For instance, what would it look like to be a more mindful software developer? It would mean having the abilty to sit outside oneself while coding - i.e. to create a separation between me, and the person who is coding. So if I were working on something particularly tedious then I wouldn't need to identify myself with the difficulty, and thereby feel less frustrated about having to go through the tedium. Or if I were going down an unfruitful rabbit hole, hopefully I could recognize the patterns in my mind and take a pause before I was too far gone.
Therefore, integrated here is used not in the sense of passively sitting on a cushion for two hours a day, and hoping that the energy from the ritual will somehow spread into the rest of my life, but actively thinking about how mindfulness can be directly applied: What would more mindful code reviews look like? What would a more mindful workplace culture look like? Can mindfulness improve my reading retention?
A renewed understanding of presence
An idea that comes up a lot in meditation is that of "being in the present". I confess that I believed I had understood what this meant quite clearly, but being on this retreat gave me a renewed appreciation of its significance.
Being in the present is sometimes coupled with being "ok with how things are". On the surface, those two ideas don't seem like they are talking about the same thing, but in fact they are interrelated. Most of us don't spend very much time doing nothing at all and so we have very little appreciation of what this baseline state looks like. In fact, for most of us, it is an anxiety inducing place to be - and we feel compelled to be doing something, whether that is checking our phones, finding another form of entertainment, or going off into a daydream. Meditating regularly makes this fact very apparent.

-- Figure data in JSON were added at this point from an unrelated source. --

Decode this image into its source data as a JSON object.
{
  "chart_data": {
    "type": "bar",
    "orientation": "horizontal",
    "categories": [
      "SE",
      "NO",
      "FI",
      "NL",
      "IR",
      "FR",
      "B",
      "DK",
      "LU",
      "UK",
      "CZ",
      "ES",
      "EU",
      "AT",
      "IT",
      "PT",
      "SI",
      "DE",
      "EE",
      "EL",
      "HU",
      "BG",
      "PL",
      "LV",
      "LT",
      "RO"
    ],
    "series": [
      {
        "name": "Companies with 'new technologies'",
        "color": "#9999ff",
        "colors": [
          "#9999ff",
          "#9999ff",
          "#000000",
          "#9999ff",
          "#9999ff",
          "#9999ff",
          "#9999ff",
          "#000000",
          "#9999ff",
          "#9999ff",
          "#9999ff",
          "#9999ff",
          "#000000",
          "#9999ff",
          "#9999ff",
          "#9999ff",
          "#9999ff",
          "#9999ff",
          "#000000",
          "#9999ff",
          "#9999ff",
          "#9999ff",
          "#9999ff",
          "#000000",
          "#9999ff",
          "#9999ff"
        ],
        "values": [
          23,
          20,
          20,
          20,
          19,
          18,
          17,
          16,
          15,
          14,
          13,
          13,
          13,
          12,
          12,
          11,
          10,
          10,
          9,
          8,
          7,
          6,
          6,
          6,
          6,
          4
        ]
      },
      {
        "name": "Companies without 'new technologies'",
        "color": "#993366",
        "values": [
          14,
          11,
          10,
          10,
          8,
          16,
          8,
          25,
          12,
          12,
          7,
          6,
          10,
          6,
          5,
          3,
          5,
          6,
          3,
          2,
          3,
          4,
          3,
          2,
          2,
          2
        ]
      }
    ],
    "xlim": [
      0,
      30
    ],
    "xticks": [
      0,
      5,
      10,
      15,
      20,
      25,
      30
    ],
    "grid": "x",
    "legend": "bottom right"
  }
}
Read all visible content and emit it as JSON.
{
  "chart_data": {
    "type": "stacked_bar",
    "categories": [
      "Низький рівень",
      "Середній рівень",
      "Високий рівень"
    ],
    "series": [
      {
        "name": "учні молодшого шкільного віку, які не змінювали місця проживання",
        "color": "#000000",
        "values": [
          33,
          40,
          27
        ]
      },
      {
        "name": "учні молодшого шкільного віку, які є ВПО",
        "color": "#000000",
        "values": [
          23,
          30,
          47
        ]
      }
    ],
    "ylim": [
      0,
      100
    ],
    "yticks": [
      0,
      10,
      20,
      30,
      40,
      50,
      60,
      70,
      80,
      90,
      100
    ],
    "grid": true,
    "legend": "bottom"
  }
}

However, being in the present means, on a core level, being OK with how things are. It means being OK with just sitting with yourself and expecting nothing to happen (because expectations take you out of the present), and not ruminating on things which have happened in the past.
Spending more time in the present also means that you spend less time planning for the future, which can be very healthy because it means spending less time imagining things that likely won't happen. Of course, strategy, and planning is incredibly important but I know that I myself am sometimes guilty of over-emphasising the planning component. I.e. I can have a whole week's worth of activities scheduled and planned out down to the hour but life almost always has other things in mind.
Presence is also a very interesting way to connect with other people because it means that you are giving them your full attention. When we were sat in small groups it was fascinating to watch how skillfully the teachers were able to treat each person in turn, and address the specific questions and concerns those people brought into the circle. The fact that these concerns were so disparate and wide-ranging made this even more impressive to me.